HTTP Proxy
A proxy server that handles only HTTP and HTTPS traffic, widely supported by browsers and scraping tools.
An HTTP proxy forwards HTTP and HTTPS requests between a client and the internet. It's the most common proxy type and is natively supported by all web browsers, most scraping libraries, and automation tools.
HTTP proxies can inspect request headers, which allows them to offer features like caching, authentication, and content filtering. They're the standard choice for web scraping and browser automation.
How it works
For plain HTTP, the client sends the full URL to the proxy and the proxy issues the request on its behalf. For HTTPS, the client first sends a CONNECT request naming host and port; the proxy opens a TCP tunnel and from then on the TLS handshake happens end-to-end between client and origin, so the proxy never sees the decrypted payload. This is why an HTTP proxy can route HTTPS traffic without breaking certificate validation.

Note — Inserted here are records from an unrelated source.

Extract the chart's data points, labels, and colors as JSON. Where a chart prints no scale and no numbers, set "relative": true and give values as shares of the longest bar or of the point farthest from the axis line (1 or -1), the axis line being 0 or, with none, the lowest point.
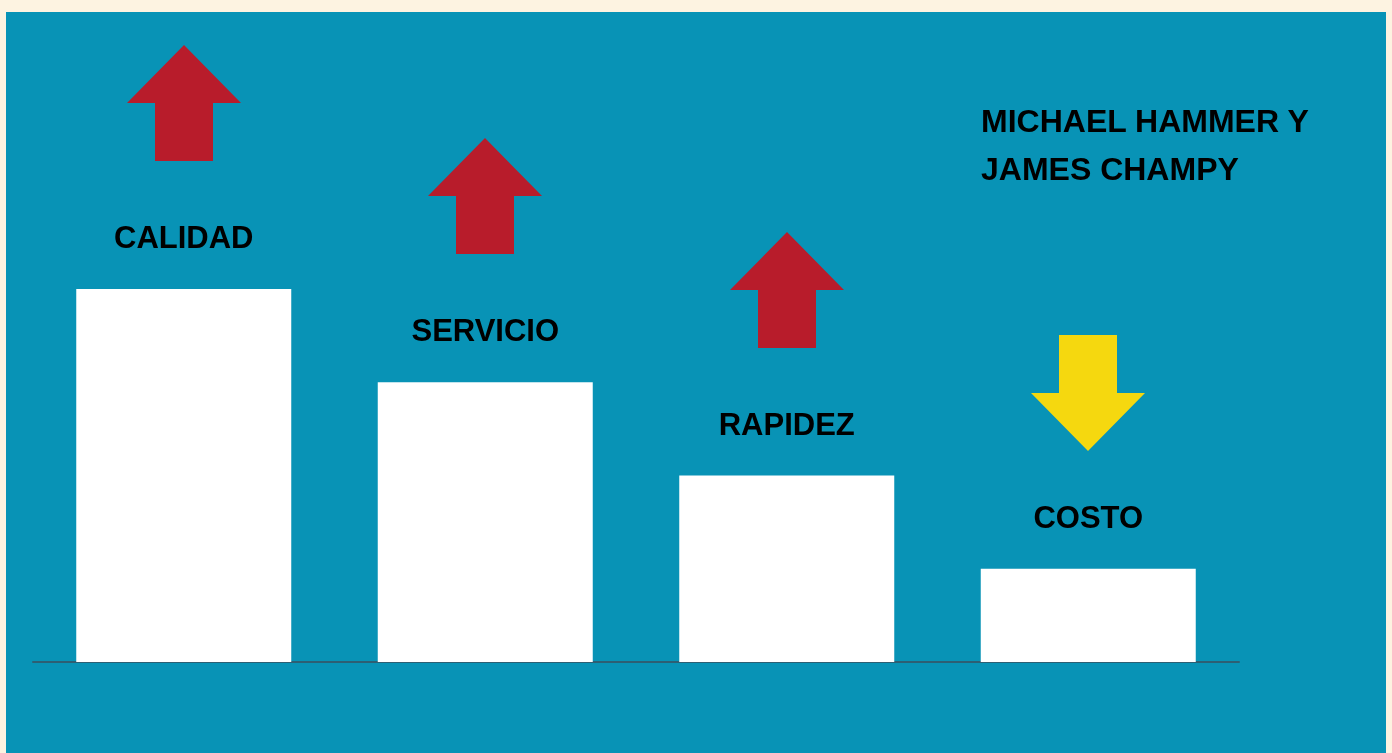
{
  "chart_data": {
    "type": "bar",
    "title": "MICHAEL HAMMER Y JAMES CHAMPY",
    "categories": [
      "CALIDAD",
      "SERVICIO",
      "RAPIDEZ",
      "COSTO"
    ],
    "values": [
      1,
      0.75,
      0.5,
      0.25
    ],
    "color": "#ffffff",
    "relative": true
  }
}
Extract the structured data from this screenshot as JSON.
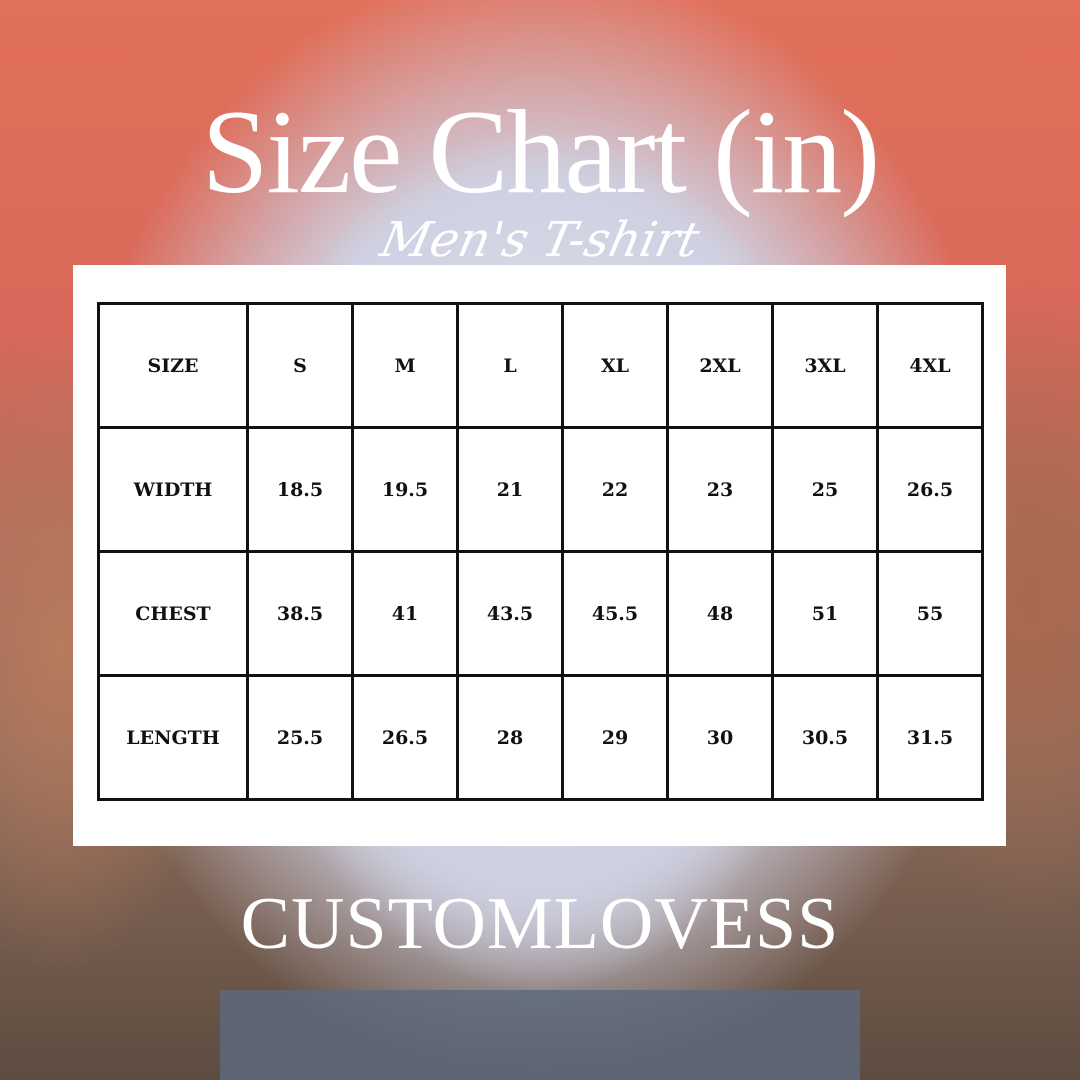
{
  "title": "Size Chart (in)",
  "subtitle": "Men's T-shirt",
  "table": {
    "header": [
      "SIZE",
      "S",
      "M",
      "L",
      "XL",
      "2XL",
      "3XL",
      "4XL"
    ],
    "rows": [
      [
        "WIDTH",
        "18.5",
        "19.5",
        "21",
        "22",
        "23",
        "25",
        "26.5"
      ],
      [
        "CHEST",
        "38.5",
        "41",
        "43.5",
        "45.5",
        "48",
        "51",
        "55"
      ],
      [
        "LENGTH",
        "25.5",
        "26.5",
        "28",
        "29",
        "30",
        "30.5",
        "31.5"
      ]
    ]
  },
  "brand": "CUSTOMLOVESS"
}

Authentication is usually basic auth in the proxy URL: http://user:pass@gateway:port. Every major library reads this natively: requests, httpx, Scrapy, Playwright, Puppeteer, undici, Go's net/http. For browser automation, pass --proxy-server at launch and use the credentials helper. Murphy's HTTP gateway is the same endpoint as SOCKS5; the protocol switch happens on the client. Most teams stick to HTTP because every tool supports it out of the box.